São Francisco de Sales estudante universitário em Pádua (2/2)

(continuação do artigo anterior)

Medicina
            Juntamente com as faculdades de direito e teologia, os estudos de medicina e botânica gozavam de extraordinário prestígio em Pádua, especialmente depois que o médico flamengo André Vesálio, o pai da anatomia moderna, desferiu um golpe mortal nas antigas teorias de Hipócrates e Galeno com a prática de dissecar o corpo humano, o que escandalizou as autoridades estabelecidas. Vesálio havia publicado seu De humani corporis fabrica [da organização do corpo humano] em 1543, que revolucionou o conhecimento da anatomia humana. Para obter cadáveres, os corpos dos executados eram solicitados ou os mortos eram desenterrados, o que não acontecia sem provocar as disputas, às vezes sangrentas, dos coveiros.
            No entanto, várias constatações podem ser feitas. Em primeiro lugar, sabe-se que, durante a grave doença que o prostrou em Pádua no final de 1590, ele decidiu doar seu corpo para a ciência, se morresse, e isso para evitar brigas entre os estudantes de medicina que pretendiam procurar cadáveres. Será que ele aprovava o novo método de dissecação do corpo humano? De qualquer forma, ele parecia incentivá-lo com esse gesto tão discutido. Além disso, é possível detectar nele um interesse permanente por problemas de saúde, médicos e cirurgiões. Há uma grande diferença, ele escreveu, por exemplo, entre o bandido e o cirurgião: “O bandido e o cirurgião cortam os membros e fazem o sangue fluir, um para matar, o outro para curar”.
            Também em Pádua, no início do século XVII, um médico inglês, William Harvey, descobriu as regras da circulação sanguínea. O coração realmente se tornou o autor da vida, o centro de tudo, o sol, como o príncipe em seu Estado. Embora o médico inglês só tenha publicado suas descobertas em 1628, é possível supor que, na época em que Francisco era estudante, essa pesquisa já estava em andamento. Ele mesmo escreveu, por exemplo, que “cor habet motum in se proprium et alia movere facit”, ou seja, que “o coração tem dentro de si um movimento que lhe é próprio e que faz todo o resto se mover”. Citando Aristóteles, ele afirmará que “o coração é o primeiro membro que vive em nós e o último que morre”.

Botânica
            Provavelmente durante sua estada em Pádua, Francisco também se interessou pelas ciências naturais. Ele não poderia ignorar o fato de que na cidade havia o primeiro jardim botânico, criado para cultivar, observar e fazer experimentos com plantas nativas e exóticas. As plantas eram ingredientes da maioria dos medicamentos e seu uso para fins terapêuticos baseava-se principalmente em textos de autores antigos, nem sempre confiáveis.

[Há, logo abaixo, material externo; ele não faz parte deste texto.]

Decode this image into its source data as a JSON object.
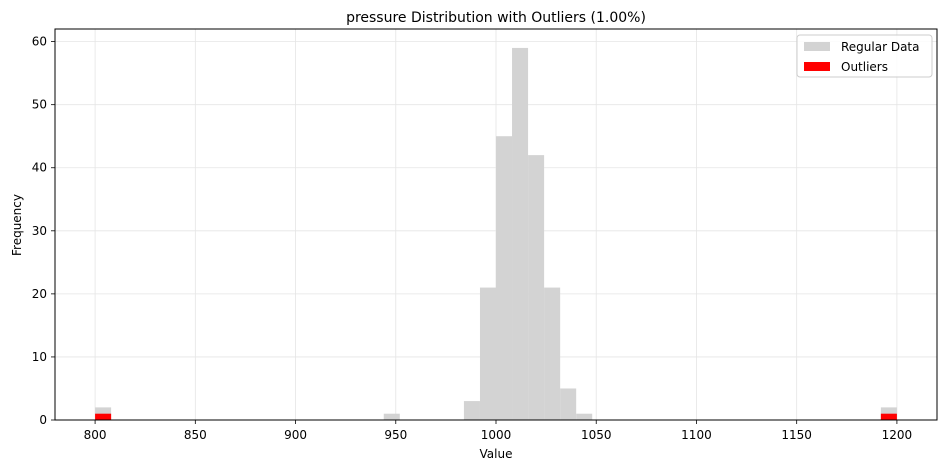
{
  "chart_data": {
    "type": "bar",
    "title": "pressure Distribution with Outliers (1.00%)",
    "xlabel": "Value",
    "ylabel": "Frequency",
    "xlim": [
      780,
      1220
    ],
    "ylim": [
      0,
      62
    ],
    "xticks": [
      800,
      850,
      900,
      950,
      1000,
      1050,
      1100,
      1150,
      1200
    ],
    "yticks": [
      0,
      10,
      20,
      30,
      40,
      50,
      60
    ],
    "grid": true,
    "legend_position": "top-right",
    "series": [
      {
        "name": "Regular Data",
        "color": "#d3d3d3",
        "bins": [
          {
            "x0": 800,
            "x1": 808,
            "count": 2
          },
          {
            "x0": 944,
            "x1": 952,
            "count": 1
          },
          {
            "x0": 984,
            "x1": 992,
            "count": 3
          },
          {
            "x0": 992,
            "x1": 1000,
            "count": 21
          },
          {
            "x0": 1000,
            "x1": 1008,
            "count": 45
          },
          {
            "x0": 1008,
            "x1": 1016,
            "count": 59
          },
          {
            "x0": 1016,
            "x1": 1024,
            "count": 42
          },
          {
            "x0": 1024,
            "x1": 1032,
            "count": 21
          },
          {
            "x0": 1032,
            "x1": 1040,
            "count": 5
          },
          {
            "x0": 1040,
            "x1": 1048,
            "count": 1
          },
          {
            "x0": 1192,
            "x1": 1200,
            "count": 2
          }
        ]
      },
      {
        "name": "Outliers",
        "color": "#ff0000",
        "bins": [
          {
            "x0": 800,
            "x1": 808,
            "count": 1
          },
          {
            "x0": 1192,
            "x1": 1200,
            "count": 1
          }
        ]
      }
    ]
  }
}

Possuímos oito coleções de Similitudes de Francesco, provavelmente compiladas entre 1594 e 1614, mas cuja origem pode ser rastreada até Pádua. O título dessas pequenas coleções de imagens e comparações tiradas da natureza certamente manifesta seu caráter utilitário; seu conteúdo, por outro lado, atesta um interesse quase enciclopédico, não apenas no mundo vegetal, mas também no mineral e animal.
            Francisco de Sales consultou os autores antigos, que em seu tempo gozavam de uma autoridade indiscutível sobre o assunto: Plínio, o Velho, autor de uma vasta História Natural, verdadeira enciclopédia da época, mas também Aristóteles (autor da História dos Animais e da Geração dos Animais), Plutarco, Teofrasto (autor da História das Plantas) e até Santo Agostinho e Santo Alberto Magno. Ele também conhecia autores contemporâneos, em particular os Comentários a Dioscórides do naturalista italiano Pedro André Mattioli.
            O que fascinava Francisco de Sales era a misteriosa relação entre a história natural e a vida espiritual do homem. Para ele, escreve A. Ravier, “toda descoberta é portadora de um segredo da criação”. As virtudes particulares de certas plantas são maravilhosas: “Plínio e Mattioli descrevem uma erva que é salutar contra a peste, cólicas e pedras nos rins, convidando-nos a cultivá-la em nossos jardins”. Ao longo dos muitos caminhos que percorreu durante sua vida, nós o vemos atento à natureza, ao mundo ao seu redor, à sucessão das estações e seu misterioso significado. O livro da natureza lhe parecia uma imensa Bíblia que ele tinha de aprender a interpretar, e é por isso que ele chamava os Padres da Igreja de “herboristas espirituais”. Quando exercia a direção espiritual de pessoas muito diferentes, ele se lembrava de que “no jardim, cada erva e cada flor requerem cuidados especiais”.

Programa de vida pessoal
            Durante sua estada em Pádua, uma cidade onde havia mais de quarenta mosteiros e conventos, Francisco recorreu novamente aos jesuítas para sua direção espiritual. Enfatizando, como é apropriado, o papel de liderança dos jesuítas na formação do jovem Francisco de Sales, deve-se dizer, entretanto, que eles não foram os únicos. Uma grande admiração e amizade o uniu ao P. Filipe Gesualdi, um pregador franciscano do famoso convento de Santo Antônio de Pádua. Ele frequentava o convento dos Teatinos, onde o P. Lourenço Scupoli vinha de tempos em tempos para pregar. Lá ele descobriu o livro intitulado Combattimento spirituale (Combate Espiritual), que lhe ensinou a dominar as inclinações da parte inferior da alma. Francisco de Sales “escreveu não poucas coisas”, afirmou Camus, “das quais descobri imediatamente a semente e o germe em algumas passagens do referido Combate”. Durante sua estada em Pádua, ele também parece ter se dedicado a uma atividade educacional em um orfanato.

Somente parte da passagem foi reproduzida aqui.